Luke / Randall,

Thanks for replying. I did not want to embarrass Mr. Hillegass with my ignorance, but his book IS the one I am trying to follow. I am currently working on his "To Do List" example in Chapter 6 (page 110).

In my example, I have the following items in my App Controller class:

        Text Field (along with an IBOutlet)
        Button (along with an IBOutlet)
        Table View (along with an IBOutlet)     
        Mutable Array instance variable

My concern is whether or not the DIRECTION in which I CTRL-drag the objects. For example, if do I drag from the Button object to the App Controller or do I CTRL-drag from the App Controller to the Button?

I'm coming from a C# / .NET environment. While there ARE visual design tools involved, it is much more manual. For example, adding a Button to a Form creates the implmentation in the source file. Double- clicking the control then creates the event handler for the object. Anything that you may want to do is handled programatically.

Basically, since I cannot see what is happening under the hood, I'm beginning to second-guess that the calls will be made in the right direction.

I hope that made sense. Again, my apologies for such a noob-ish question.

Thanx,
Fred



On Nov 17, 2008, at 1:56 PM, Randall Meadows wrote:

On Nov 17, 2008, at 11:09 AM, Greg Deward wrote:

Good afternoon!

I am trying to learn Cocoa and am having difficulty remembering which direction to CTRL-drag controls to wire up the controls in Interface Builder. For example, dragging from my button to my App Controller (NSObject) or vice versa. Does anyone have a way to explain this that might make it stick?

Aaron Hillegass, in his "Cocoa Programming for Mac OS X" book explains it this way:

"Now you are going to introduce some objects to each other....To introduce one object to another, you will control-drag from the object that needs to know to the object it needs to know about."

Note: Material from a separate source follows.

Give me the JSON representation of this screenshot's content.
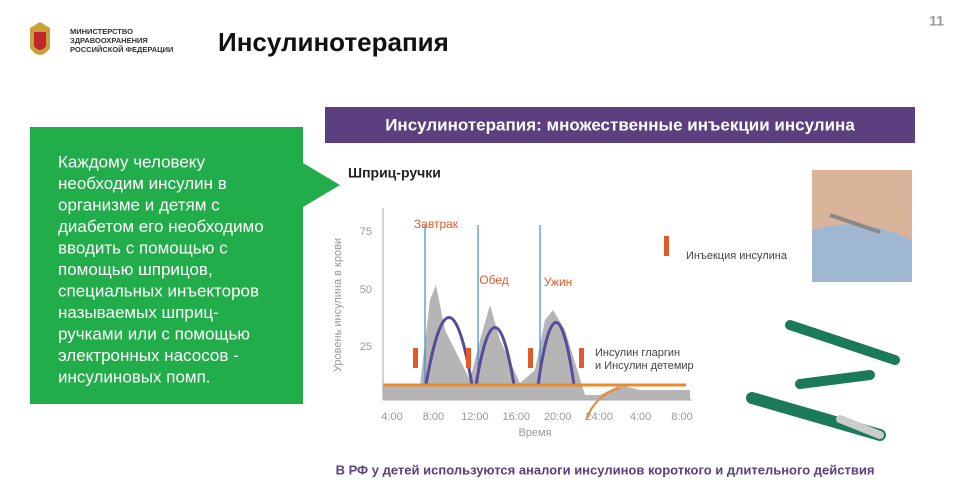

So, for instance, a class needs to know about its NSButton outlet, so you control-drag from the class to the NSButton in the window (to set the IBOutlet). The NSButton needs to know what method to call when it is pressed, so you control-drag from the button to the class (to set the IBAction).

Or do what Luke said in his response... :)

It seems to me that a button should make a call to my App Controller when the click event is fired; therefore I should CTRL- drag FROM the button TO the NSObject. This would allow me to select the appropriate Received Action (ie, "doSomething", etc.").

Yep, sounds like you have the basic gist of it...

However, if I need to do something with a text box (read from it) and a table view (insert an item), I should go the other way... since I'm going to fetch from the text field and then insert into the NSArray that is feeding the text view.

But, what triggers the action of reading from the text field and inserting that into the array that feeds the table (you said text, but I assume that's a typo) view? A button gets pressed? The user presses Enter? You set the action of the object that does that action just as you would otherwise.